Note: This book is reviewed as part of TLC Tours.
This story has an intriguing thesis, but I thought its promise outweighed its performance.
The premise of the book is that suddenly, the earth’s rotation begins to slow down rapidly, and continues to do so with increasing speed as the days pass in what comes to be called “the slowing.” [The speed of the earth’s rotation is in fact slowing now, but according to NASA the day is lengthening only by about 1.5 – 2 milliseconds per century, an amount hardly noticeable.]
The story of the “slowing” is told through the eyes of Julia, age 11 – ironically just coming into the “quickening” time of adolescence – ‘the age of miracles.”
Julia is an only child, and doesn’t have many friends. She is still at the “uncool” end of her tweens, before her body has developed and her hormones rule her behavior. But much to her surprise, a cute boy in her neighborhood – Seth Moreno – chooses to befriend her instead of the more “worldly” Michaela, and Julia and Seth become inseparable. Together they explore the changes in the world wrought by the huge disruption in the ecosystem, until the damage affects the two of them as well.
Discussion: Most of the post-apocalyptic books I have read have been more optimistic than this one. To some extent they are probably less realistic. Still, I prefer to walk away from a book with a fake happy feeling than with a sense of bleakness and despair (but that’s my own failing as a stick-my-head-in-the-sand kind of person, not the author’s).
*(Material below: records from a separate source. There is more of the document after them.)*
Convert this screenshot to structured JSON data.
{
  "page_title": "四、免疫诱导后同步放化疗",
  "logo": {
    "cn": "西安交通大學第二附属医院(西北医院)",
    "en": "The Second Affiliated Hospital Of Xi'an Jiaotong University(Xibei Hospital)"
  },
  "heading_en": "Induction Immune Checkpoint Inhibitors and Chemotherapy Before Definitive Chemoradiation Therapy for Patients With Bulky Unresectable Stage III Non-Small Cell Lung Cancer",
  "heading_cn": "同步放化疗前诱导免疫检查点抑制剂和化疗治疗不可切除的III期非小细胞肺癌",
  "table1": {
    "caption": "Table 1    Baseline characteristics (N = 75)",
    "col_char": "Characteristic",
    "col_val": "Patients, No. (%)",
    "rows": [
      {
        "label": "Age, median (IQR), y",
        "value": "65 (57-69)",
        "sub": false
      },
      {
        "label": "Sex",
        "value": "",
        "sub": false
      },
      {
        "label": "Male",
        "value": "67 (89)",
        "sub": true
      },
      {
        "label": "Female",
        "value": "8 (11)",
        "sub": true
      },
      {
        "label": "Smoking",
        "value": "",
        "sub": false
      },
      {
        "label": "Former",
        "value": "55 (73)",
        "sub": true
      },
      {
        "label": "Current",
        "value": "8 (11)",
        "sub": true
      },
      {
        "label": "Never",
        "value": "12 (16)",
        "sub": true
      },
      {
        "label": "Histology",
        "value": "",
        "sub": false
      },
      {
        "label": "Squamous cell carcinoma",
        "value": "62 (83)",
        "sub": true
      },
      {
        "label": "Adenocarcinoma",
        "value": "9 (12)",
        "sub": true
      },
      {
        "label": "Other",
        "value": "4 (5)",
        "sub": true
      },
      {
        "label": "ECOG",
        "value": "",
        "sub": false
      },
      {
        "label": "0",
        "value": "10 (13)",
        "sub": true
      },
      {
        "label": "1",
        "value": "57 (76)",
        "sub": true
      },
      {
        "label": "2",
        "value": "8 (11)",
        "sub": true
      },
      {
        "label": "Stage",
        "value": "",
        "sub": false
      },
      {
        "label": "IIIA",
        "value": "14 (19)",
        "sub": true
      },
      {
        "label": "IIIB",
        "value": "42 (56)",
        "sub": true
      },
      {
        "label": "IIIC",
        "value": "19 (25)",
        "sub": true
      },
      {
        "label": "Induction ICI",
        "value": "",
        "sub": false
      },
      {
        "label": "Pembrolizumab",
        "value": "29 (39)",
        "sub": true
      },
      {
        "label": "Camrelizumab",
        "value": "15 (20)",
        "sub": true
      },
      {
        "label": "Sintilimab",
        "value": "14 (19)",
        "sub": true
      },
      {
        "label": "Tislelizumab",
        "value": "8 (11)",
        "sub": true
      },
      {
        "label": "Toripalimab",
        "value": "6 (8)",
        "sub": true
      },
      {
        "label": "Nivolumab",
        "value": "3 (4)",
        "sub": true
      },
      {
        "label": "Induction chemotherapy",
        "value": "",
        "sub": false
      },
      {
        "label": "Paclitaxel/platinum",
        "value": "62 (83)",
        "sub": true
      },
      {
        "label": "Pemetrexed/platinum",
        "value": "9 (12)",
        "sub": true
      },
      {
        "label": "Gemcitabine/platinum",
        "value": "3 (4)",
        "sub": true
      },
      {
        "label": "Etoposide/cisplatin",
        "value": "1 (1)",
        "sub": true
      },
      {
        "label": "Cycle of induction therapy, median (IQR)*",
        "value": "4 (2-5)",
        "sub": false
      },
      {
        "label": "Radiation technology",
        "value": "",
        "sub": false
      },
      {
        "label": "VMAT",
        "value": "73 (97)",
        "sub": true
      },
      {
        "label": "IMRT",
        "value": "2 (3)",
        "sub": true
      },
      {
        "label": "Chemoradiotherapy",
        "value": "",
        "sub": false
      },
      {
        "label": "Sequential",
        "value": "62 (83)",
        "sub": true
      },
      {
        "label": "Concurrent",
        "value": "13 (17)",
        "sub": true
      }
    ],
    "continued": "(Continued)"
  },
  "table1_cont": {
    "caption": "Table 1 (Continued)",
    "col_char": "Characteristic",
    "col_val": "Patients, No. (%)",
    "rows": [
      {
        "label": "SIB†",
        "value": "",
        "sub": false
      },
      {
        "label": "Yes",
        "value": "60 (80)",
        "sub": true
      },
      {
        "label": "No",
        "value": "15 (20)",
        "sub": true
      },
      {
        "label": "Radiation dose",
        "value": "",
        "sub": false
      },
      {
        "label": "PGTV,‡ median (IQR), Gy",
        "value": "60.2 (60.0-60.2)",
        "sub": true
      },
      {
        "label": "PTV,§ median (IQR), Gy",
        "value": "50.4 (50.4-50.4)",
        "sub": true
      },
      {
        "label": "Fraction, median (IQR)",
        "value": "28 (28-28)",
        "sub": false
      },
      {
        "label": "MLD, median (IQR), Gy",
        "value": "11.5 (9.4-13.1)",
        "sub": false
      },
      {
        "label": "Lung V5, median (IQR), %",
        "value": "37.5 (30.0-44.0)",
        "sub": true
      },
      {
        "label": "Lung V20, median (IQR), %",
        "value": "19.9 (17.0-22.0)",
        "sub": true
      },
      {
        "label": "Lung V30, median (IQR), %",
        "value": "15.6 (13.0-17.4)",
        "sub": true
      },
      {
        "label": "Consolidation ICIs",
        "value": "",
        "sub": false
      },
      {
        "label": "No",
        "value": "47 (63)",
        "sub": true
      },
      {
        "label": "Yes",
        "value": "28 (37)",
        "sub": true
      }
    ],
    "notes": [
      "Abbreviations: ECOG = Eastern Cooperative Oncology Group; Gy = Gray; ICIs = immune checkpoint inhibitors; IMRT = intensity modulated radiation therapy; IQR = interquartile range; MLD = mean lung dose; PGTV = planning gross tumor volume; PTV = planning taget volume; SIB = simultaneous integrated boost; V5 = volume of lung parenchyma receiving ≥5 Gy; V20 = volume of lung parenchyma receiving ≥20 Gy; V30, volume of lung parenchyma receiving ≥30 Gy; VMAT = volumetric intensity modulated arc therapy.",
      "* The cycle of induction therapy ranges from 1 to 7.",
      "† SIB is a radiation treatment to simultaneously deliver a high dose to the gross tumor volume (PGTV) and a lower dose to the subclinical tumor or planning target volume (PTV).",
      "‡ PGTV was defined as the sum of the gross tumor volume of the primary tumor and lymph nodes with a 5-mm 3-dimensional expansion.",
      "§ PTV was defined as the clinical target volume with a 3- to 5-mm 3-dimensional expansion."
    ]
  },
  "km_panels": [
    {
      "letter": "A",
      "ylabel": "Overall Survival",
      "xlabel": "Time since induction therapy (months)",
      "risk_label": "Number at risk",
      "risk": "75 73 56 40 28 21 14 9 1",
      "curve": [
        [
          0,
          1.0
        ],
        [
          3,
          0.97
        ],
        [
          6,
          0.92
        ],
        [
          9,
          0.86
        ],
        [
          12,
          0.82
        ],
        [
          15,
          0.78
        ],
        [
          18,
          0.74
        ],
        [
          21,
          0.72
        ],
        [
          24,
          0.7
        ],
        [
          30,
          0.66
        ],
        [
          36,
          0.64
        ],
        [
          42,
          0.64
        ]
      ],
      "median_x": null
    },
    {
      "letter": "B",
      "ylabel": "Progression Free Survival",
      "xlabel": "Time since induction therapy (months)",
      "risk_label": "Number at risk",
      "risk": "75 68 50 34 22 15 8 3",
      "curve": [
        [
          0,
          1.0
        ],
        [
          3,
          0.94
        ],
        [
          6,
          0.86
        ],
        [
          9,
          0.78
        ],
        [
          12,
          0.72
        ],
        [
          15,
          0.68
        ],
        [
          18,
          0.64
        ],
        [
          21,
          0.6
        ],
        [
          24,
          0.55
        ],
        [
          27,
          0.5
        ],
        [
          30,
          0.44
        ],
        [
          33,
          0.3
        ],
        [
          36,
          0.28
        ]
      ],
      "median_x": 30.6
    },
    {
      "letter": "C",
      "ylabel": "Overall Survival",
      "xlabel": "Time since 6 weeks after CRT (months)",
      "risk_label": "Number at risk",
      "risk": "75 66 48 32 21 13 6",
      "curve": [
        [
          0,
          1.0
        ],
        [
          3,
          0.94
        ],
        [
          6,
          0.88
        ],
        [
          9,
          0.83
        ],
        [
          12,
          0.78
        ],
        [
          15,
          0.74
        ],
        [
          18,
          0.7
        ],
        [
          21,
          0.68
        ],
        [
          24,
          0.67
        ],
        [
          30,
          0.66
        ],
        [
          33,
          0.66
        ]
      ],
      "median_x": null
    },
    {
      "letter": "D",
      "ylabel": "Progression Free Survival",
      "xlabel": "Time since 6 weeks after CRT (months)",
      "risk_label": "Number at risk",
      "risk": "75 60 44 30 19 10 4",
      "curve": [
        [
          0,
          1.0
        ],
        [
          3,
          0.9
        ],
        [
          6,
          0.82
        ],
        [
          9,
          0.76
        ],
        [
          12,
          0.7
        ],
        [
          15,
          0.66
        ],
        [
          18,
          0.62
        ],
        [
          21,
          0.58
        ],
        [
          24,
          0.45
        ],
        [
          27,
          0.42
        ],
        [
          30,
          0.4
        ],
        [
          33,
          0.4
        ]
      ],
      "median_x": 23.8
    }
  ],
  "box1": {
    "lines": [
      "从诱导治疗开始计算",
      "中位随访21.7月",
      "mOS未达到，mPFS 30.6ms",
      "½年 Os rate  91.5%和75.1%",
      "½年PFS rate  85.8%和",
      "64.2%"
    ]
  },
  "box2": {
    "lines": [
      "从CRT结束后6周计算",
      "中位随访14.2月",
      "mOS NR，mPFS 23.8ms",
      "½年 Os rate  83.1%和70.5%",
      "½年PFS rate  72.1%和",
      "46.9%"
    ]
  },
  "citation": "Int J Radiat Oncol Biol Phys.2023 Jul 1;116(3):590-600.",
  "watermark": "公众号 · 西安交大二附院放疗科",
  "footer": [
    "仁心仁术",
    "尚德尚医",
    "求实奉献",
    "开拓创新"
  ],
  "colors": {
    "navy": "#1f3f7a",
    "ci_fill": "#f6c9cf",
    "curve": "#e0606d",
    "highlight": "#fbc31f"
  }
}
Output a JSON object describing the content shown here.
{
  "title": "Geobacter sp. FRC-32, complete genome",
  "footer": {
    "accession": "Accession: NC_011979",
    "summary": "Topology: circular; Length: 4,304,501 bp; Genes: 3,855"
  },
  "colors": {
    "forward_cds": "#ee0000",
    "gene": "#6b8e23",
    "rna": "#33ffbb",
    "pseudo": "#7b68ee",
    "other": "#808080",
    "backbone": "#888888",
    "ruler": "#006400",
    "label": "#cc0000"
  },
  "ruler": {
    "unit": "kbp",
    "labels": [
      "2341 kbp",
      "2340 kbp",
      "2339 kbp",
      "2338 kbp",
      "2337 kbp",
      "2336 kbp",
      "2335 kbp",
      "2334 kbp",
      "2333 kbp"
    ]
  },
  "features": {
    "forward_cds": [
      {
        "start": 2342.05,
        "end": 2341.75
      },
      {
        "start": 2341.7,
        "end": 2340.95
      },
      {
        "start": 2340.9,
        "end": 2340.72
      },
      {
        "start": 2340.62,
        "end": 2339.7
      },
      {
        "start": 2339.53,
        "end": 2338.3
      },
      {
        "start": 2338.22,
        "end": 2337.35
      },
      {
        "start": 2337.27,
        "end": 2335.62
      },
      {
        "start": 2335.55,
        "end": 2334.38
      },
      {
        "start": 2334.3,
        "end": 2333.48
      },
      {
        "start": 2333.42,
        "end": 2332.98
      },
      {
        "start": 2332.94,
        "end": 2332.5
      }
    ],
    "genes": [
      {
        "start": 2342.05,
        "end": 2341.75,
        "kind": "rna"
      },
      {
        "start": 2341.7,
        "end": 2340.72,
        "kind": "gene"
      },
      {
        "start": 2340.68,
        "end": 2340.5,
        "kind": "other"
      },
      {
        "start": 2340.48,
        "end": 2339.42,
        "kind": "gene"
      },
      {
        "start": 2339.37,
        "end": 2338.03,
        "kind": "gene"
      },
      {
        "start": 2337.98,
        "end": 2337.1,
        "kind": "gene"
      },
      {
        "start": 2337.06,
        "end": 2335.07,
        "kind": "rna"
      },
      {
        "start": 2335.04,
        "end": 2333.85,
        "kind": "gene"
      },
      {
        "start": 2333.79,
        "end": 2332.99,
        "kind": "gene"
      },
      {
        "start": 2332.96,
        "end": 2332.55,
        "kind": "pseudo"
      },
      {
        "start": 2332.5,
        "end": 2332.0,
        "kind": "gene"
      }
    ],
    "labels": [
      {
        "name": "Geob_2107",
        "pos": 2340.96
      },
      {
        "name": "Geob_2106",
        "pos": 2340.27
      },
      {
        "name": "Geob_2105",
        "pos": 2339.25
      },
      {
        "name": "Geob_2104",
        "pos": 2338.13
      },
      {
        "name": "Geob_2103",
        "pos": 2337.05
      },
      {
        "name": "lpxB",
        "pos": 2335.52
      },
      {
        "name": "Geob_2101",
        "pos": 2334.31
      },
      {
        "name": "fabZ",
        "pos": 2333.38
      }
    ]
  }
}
So what can I say more “legitimately” about the pros and cons?
We learn right at the beginning that Julia is writing this account as an adult, and often, regarding scientific developments, she interjects a remark like “…we only found out much later that….” But she never applies her grown-up knowledge to interpersonal developments. Some rather bizarre conundrums never get explained, such as what happened with her best friend Hanna, or between her friends Michaela and Seth. And as a grown-up, she should have understood that adults have extra-marital affairs for other reasons besides a change in the tides.
Also, the author only sidles up to the issue of the existential angst created by the fear of the inexorable destruction of the planet. She mentions a debilitating “syndrome” but suggests it results from the constant lack of certainty and predictability in the physical world. What about the will to live? It seems like it would be a big problem given the impending destruction of all life. And one would assume religious fervor would be overwhelming, but it hardly plays a role. And only at the very end does the author mention the desire of the characters, and of those on earth generally, to make some sort of impact in the brief time they may have left; i.e., to derive a sense of meaning in their lives when the whole concept of life itself loses meaning.
I think that the author gets too caught up in trying to picture the consequences for the physical world, but this cuts into her story about the psychological consequences for the characters.
On the positive side, I always enjoy reading about different visions of apocalypses and dystopias. And to the extent we get to know Seth, I really liked him, but we didn’t really get more than a superficial rendering of his character.
Evaluation: I felt like the author couldn’t decide if the point of view should be that of a very young girl or of an adult, and she vacillates back and forth. I also thought characterizations played a secondary role to world-building (or in this case, world destruction). But there is a lot of love for this book in the reviews on Goodreads – I hope you check them out as well!